A Clinical Trial Confirms That Nivolumab Plus Chemotherapy Outperforms Immunotherapy Alone In Gastric Cancer Treatment

Healio recently published results of the CheckMate 649 study confirming the benefits of combining nivolumab and chemotherapy in treating newly diagnosed patients with gastroesophageal junction cancer and advanced gastric and esophageal cancers.

Follow-up data for chemotherapy plus nivolumab suggests the combination will be the new first-line therapy that has been approved in a decade to improve survival for these patients.
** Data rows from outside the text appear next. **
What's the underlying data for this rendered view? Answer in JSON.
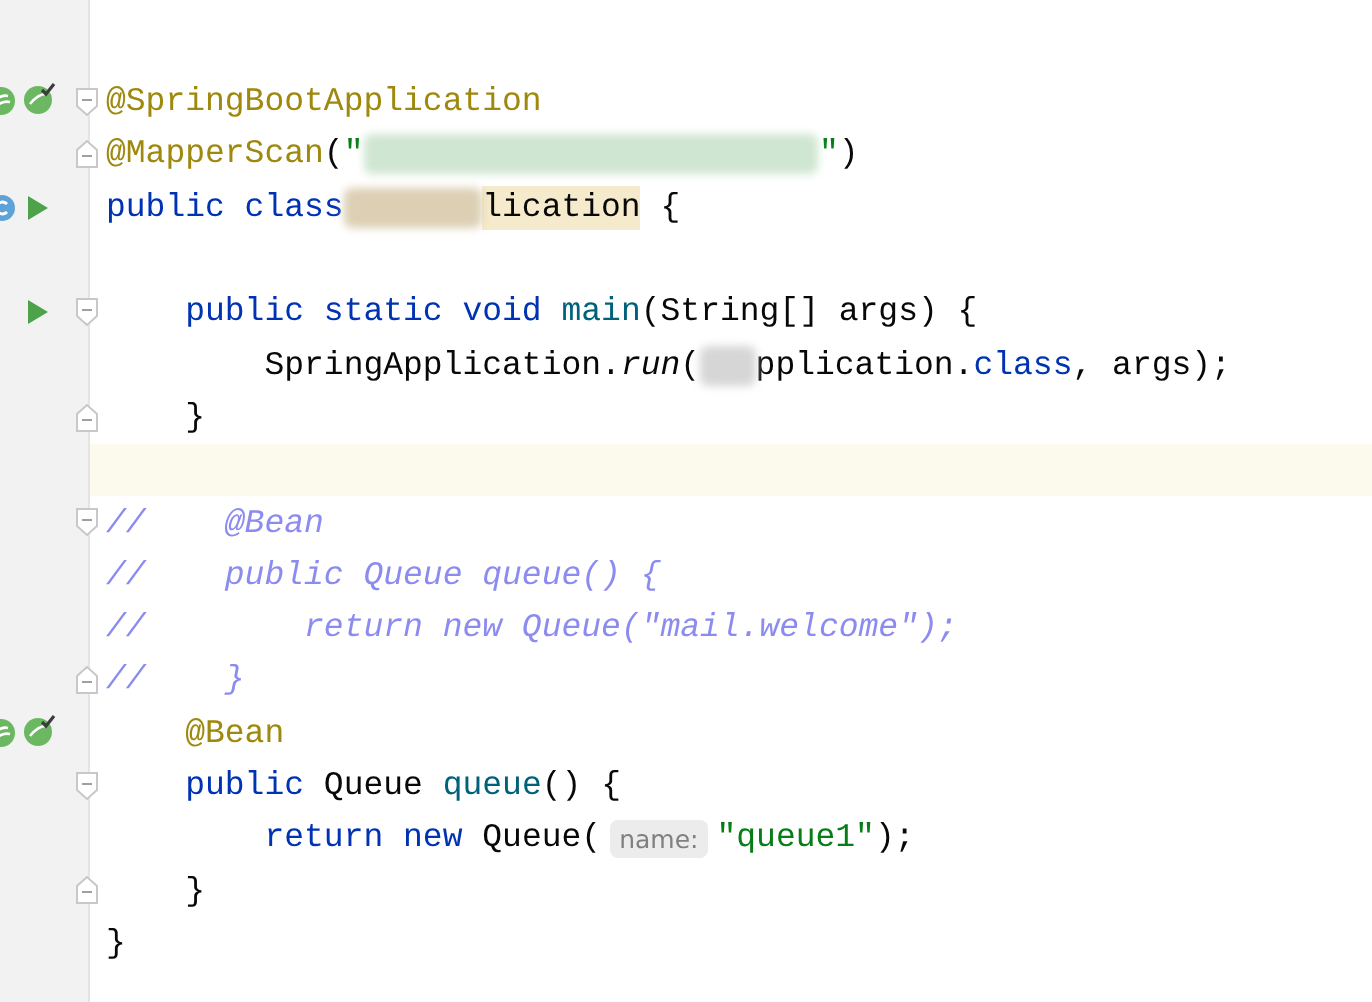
{
  "editor": {
    "lines": [
      {
        "bean_marker": true,
        "fold_open": true,
        "tokens": [
          {
            "kind": "annotation",
            "text": "@SpringBootApplication"
          }
        ]
      },
      {
        "fold_close": true,
        "tokens": [
          {
            "kind": "annotation",
            "text": "@MapperScan"
          },
          {
            "kind": "plain",
            "text": "("
          },
          {
            "kind": "string",
            "text": "\""
          },
          {
            "kind": "redaction",
            "color": "#cfe6d2"
          },
          {
            "kind": "string",
            "text": "\""
          },
          {
            "kind": "plain",
            "text": ")"
          }
        ]
      },
      {
        "class_marker": true,
        "run_marker": true,
        "tokens": [
          {
            "kind": "keyword",
            "text": "public class"
          },
          {
            "kind": "redaction",
            "color": "#dccfb4"
          },
          {
            "kind": "plain",
            "text": "lication",
            "highlight": true
          },
          {
            "kind": "plain",
            "text": " {"
          }
        ]
      },
      {
        "blank_line_before": true,
        "run_marker": true,
        "fold_open": true,
        "tokens": [
          {
            "kind": "keyword",
            "text": "    public static void "
          },
          {
            "kind": "method",
            "text": "main"
          },
          {
            "kind": "plain",
            "text": "(String[] args) {"
          }
        ]
      },
      {
        "tokens": [
          {
            "kind": "plain",
            "text": "        SpringApplication."
          },
          {
            "kind": "call",
            "text": "run"
          },
          {
            "kind": "plain",
            "text": "("
          },
          {
            "kind": "redaction",
            "color": "#d6d6d6"
          },
          {
            "kind": "plain",
            "text": "pplication."
          },
          {
            "kind": "keyword",
            "text": "class"
          },
          {
            "kind": "plain",
            "text": ", args);"
          }
        ]
      },
      {
        "fold_close": true,
        "tokens": [
          {
            "kind": "plain",
            "text": "    }"
          }
        ]
      },
      {
        "current": true
      },
      {
        "fold_open": true,
        "tokens": [
          {
            "kind": "comment",
            "text": "//    @Bean"
          }
        ]
      },
      {
        "tokens": [
          {
            "kind": "comment",
            "text": "//    public Queue queue() {"
          }
        ]
      },
      {
        "tokens": [
          {
            "kind": "comment",
            "text": "//        return new Queue(\"mail.welcome\");"
          }
        ]
      },
      {
        "fold_close": true,
        "tokens": [
          {
            "kind": "comment",
            "text": "//    }"
          }
        ]
      },
      {
        "bean_marker": true,
        "tokens": [
          {
            "kind": "annotation",
            "text": "    @Bean"
          }
        ]
      },
      {
        "fold_open": true,
        "tokens": [
          {
            "kind": "keyword",
            "text": "    public "
          },
          {
            "kind": "plain",
            "text": "Queue "
          },
          {
            "kind": "method",
            "text": "queue"
          },
          {
            "kind": "plain",
            "text": "() {"
          }
        ]
      },
      {
        "tokens": [
          {
            "kind": "keyword",
            "text": "        return new "
          },
          {
            "kind": "plain",
            "text": "Queue("
          },
          {
            "kind": "hint",
            "text": "name:"
          },
          {
            "kind": "string",
            "text": "\"queue1\""
          },
          {
            "kind": "plain",
            "text": ");"
          }
        ]
      },
      {
        "fold_close": true,
        "tokens": [
          {
            "kind": "plain",
            "text": "    }"
          }
        ]
      },
      {
        "tokens": [
          {
            "kind": "plain",
            "text": "}"
          }
        ]
      }
    ]
  }
}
It is also the first immunotherapy to be approved for the aforementioned disorders.

About the Studies

 A total of 1,581 patients were randomly assigned to treatment with either chemotherapy or nivolumab combined with chemotherapy in one of the analyses.
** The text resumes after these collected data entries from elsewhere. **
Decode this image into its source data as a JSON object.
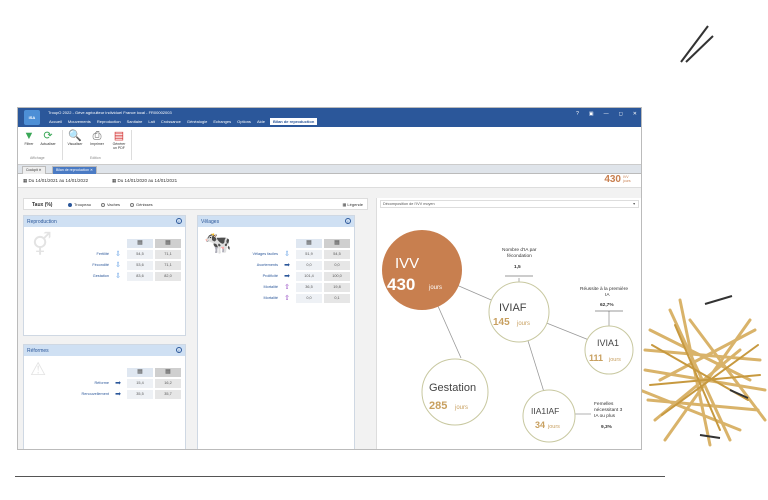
{
  "app": {
    "logo": "ISA",
    "title_line": "TroupO 2022 - Gève agriculteur individuel France local - FR00002003",
    "menus": [
      "Accueil",
      "Mouvements",
      "Reproduction",
      "Sanitaire",
      "Lait",
      "Croissance",
      "Généalogie",
      "Echanges",
      "Options",
      "Aide",
      "Bilan de reproduction"
    ],
    "window_controls": [
      "?",
      "▣",
      "—",
      "◻",
      "✕"
    ]
  },
  "ribbon": {
    "filter_label": "Filtrer",
    "refresh_label": "Actualiser",
    "group1": "Affichage",
    "preview_label": "Visualiser",
    "print_label": "Imprimer",
    "pdf_label": "Générer un PDF",
    "group2": "Edition"
  },
  "tabs": [
    "Cockpit",
    "Bilan de reproduction"
  ],
  "period": {
    "period1": "Du 14/01/2021 au 14/01/2022",
    "period2": "Du 14/01/2020 au 14/01/2021"
  },
  "header_ivv": {
    "value": "430",
    "unit": "IVV jours"
  },
  "taux": {
    "title": "Taux (%)",
    "options": [
      "Troupeau",
      "Vaches",
      "Génisses"
    ],
    "legend_label": "Légende"
  },
  "reproduction": {
    "title": "Reproduction",
    "info": "i",
    "rows": [
      {
        "label": "Fertilité",
        "arrow": "⇩",
        "arrow_color": "#4a90e2",
        "v1": "54,5",
        "v2": "71,1"
      },
      {
        "label": "Fécondité",
        "arrow": "⇩",
        "arrow_color": "#4a90e2",
        "v1": "53,6",
        "v2": "71,1"
      },
      {
        "label": "Gestation",
        "arrow": "⇩",
        "arrow_color": "#4a90e2",
        "v1": "83,6",
        "v2": "82,0"
      }
    ]
  },
  "velages": {
    "title": "Vêlages",
    "info": "i",
    "rows": [
      {
        "label": "Vêlages faciles",
        "arrow": "⇩",
        "arrow_color": "#4a90e2",
        "v1": "51,9",
        "v2": "54,5"
      },
      {
        "label": "Avortements",
        "arrow": "➡",
        "arrow_color": "#2b579a",
        "v1": "0,0",
        "v2": "0,0"
      },
      {
        "label": "Prolificité",
        "arrow": "➡",
        "arrow_color": "#2b579a",
        "v1": "101,4",
        "v2": "100,0"
      },
      {
        "label": "Mortalité",
        "arrow": "⇧",
        "arrow_color": "#8e3fbf",
        "v1": "36,5",
        "v2": "19,8"
      },
      {
        "label": "Mortalité",
        "arrow": "⇧",
        "arrow_color": "#8e3fbf",
        "v1": "0,0",
        "v2": "0,1"
      }
    ]
  },
  "reformes": {
    "title": "Réformes",
    "info": "i",
    "rows": [
      {
        "label": "Réforme",
        "arrow": "➡",
        "arrow_color": "#2b579a",
        "v1": "15,4",
        "v2": "16,2"
      },
      {
        "label": "Renouvellement",
        "arrow": "➡",
        "arrow_color": "#2b579a",
        "v1": "35,5",
        "v2": "35,7"
      }
    ]
  },
  "decomposition": {
    "dropdown": "Décomposition de l'IVV moyen",
    "ivv": {
      "label": "IVV",
      "value": "430",
      "unit": "jours"
    },
    "iviaf": {
      "label": "IVIAF",
      "value": "145",
      "unit": "jours"
    },
    "ivia1": {
      "label": "IVIA1",
      "value": "111",
      "unit": "jours"
    },
    "gestation": {
      "label": "Gestation",
      "value": "285",
      "unit": "jours"
    },
    "ia1iaf": {
      "label": "IIA1IAF",
      "value": "34",
      "unit": "jours"
    },
    "nb_ia_label": [
      "Nombre d'IA par",
      "fécondation"
    ],
    "nb_ia_value": "1,5",
    "reussite_label": [
      "Réussite à la première",
      "IA"
    ],
    "reussite_value": "62,7%",
    "femelles_label": [
      "Femelles",
      "nécessitant 3",
      "IA ou plus"
    ],
    "femelles_value": "9,3%"
  },
  "colors": {
    "accent": "#2b579a",
    "ivv": "#c87f4f",
    "gold": "#c8a060"
  }
}
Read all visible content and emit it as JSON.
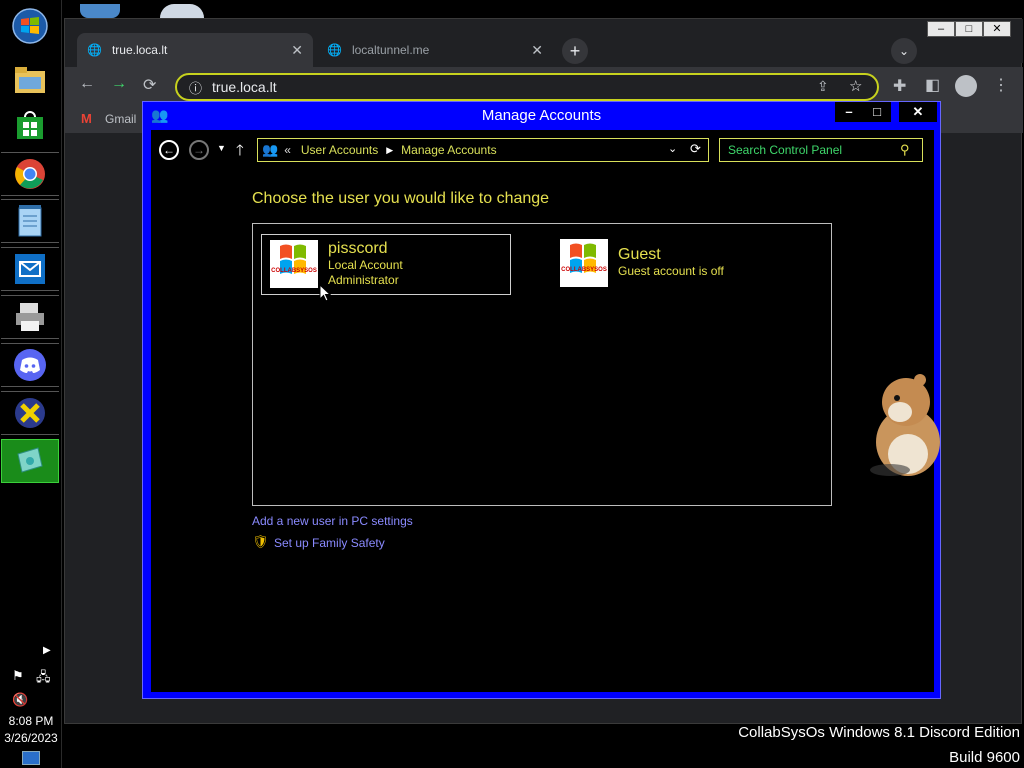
{
  "taskbar": {
    "items": [
      {
        "name": "start-orb-icon"
      },
      {
        "name": "file-explorer-icon"
      },
      {
        "name": "store-icon"
      },
      {
        "name": "chrome-icon"
      },
      {
        "name": "notepad-icon"
      },
      {
        "name": "mail-icon"
      },
      {
        "name": "printer-icon"
      },
      {
        "name": "discord-icon"
      },
      {
        "name": "x-app-icon"
      },
      {
        "name": "control-panel-icon"
      }
    ],
    "time": "8:08 PM",
    "date": "3/26/2023"
  },
  "browser": {
    "tabs": [
      {
        "label": "true.loca.lt",
        "active": true
      },
      {
        "label": "localtunnel.me",
        "active": false
      }
    ],
    "url": "true.loca.lt",
    "bookmark": "Gmail"
  },
  "window": {
    "title": "Manage Accounts",
    "breadcrumb_prefix": "«",
    "breadcrumb": [
      "User Accounts",
      "Manage Accounts"
    ],
    "search_placeholder": "Search Control Panel",
    "heading": "Choose the user you would like to change",
    "accounts": [
      {
        "name": "pisscord",
        "line1": "Local Account",
        "line2": "Administrator"
      },
      {
        "name": "Guest",
        "line1": "Guest account is off"
      }
    ],
    "links": {
      "add_user": "Add a new user in PC settings",
      "family_safety": "Set up Family Safety"
    },
    "avatar_logo_text": "COLLABSYSOS"
  },
  "footer": {
    "line1": "CollabSysOs Windows 8.1 Discord Edition",
    "line2": "Build 9600"
  },
  "colors": {
    "accent_blue": "#0000ff",
    "text_yellow": "#e5e04f",
    "link_blue": "#8a8aff",
    "taskbar_active": "#1a8c1a"
  }
}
In a second study, a total of 813 patients were randomly assigned to chemotherapy or nivolumab combined with ipilimumab.

The investigators followed up in twenty-four months for the chemotherapy/nivolumab arm and in thirty-five months in the ipilimumab/nivolumab arm.

Results of the duration of treatment were:

  • 6.8 months duration for chemotherapy/nivolumab
  • 1.9 months for ipilimumab/nivolumab
  • 4.9 months for chemotherapy

A greater number of patients in the ipilimumab/nivolumab arm left the study reporting adverse events as follows:

  • 19% in ipilimumab/nivolumab arm
  • 8% in the chemotherapy/nivolumab arm
  • 6% in the chemotherapy arm

There was no new information (safety signals) about adverse events that would require further investigation.
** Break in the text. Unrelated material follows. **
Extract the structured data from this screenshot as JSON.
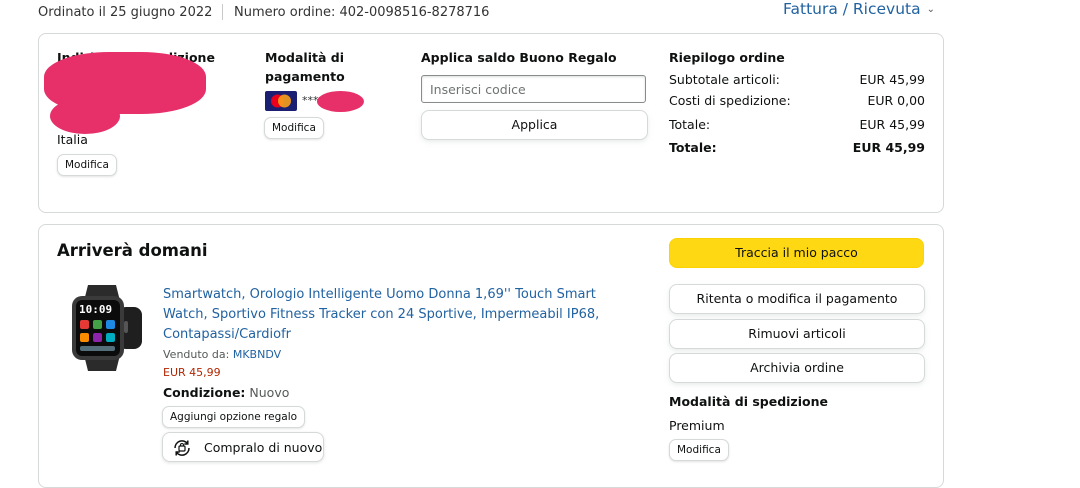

Note that the single-agent chemotherapy consisted of FOLFOX every two weeks and XELOX administered every three weeks.

About the Third Arm of the Study

The Study’s Third Arm, nivolumab plus ipilimumab, was conducted to test the efficacy of chemotherapy-free treatment on patients who had advanced gastric cancer.

The results were not impressive. Researchers found that nivolumab (Opdivo) combined with ipilimumab (Yervoy) did not improve overall survival or the response rate when compared to chemotherapy administered as a single agent.

It should be noted that a high dose of ipilimumab was used in the Phase 3 study yet the adverse events reported were lower in the nivolumab/ipilimumab arm than in the two cohorts treated with chemotherapy.

This should be an indication that the lower benefit from the chemotherapy-free arm is not due to toxicity. Rather it indicates the advantage of chemotherapy against gastric cancer.

On the other hand, nivolumab and chemotherapy/nivolumab’s reported benefits indicate that gastric adenocarcinoma is not entirely immune sensitive and requires multiple interventions for disease control.

Dr. Afsaneh Barzi, chief of oncology service at MSK Cancer Center, recently spoke at the ESMO Congress symposium. Dr. Barzi said that platinum-based chemotherapy was considered the standard of care in treating metastatic gastric adenocarcinoma.

The Doctor said that CheckMate 649 has brought progress in the form of extending median survival to over twelve months.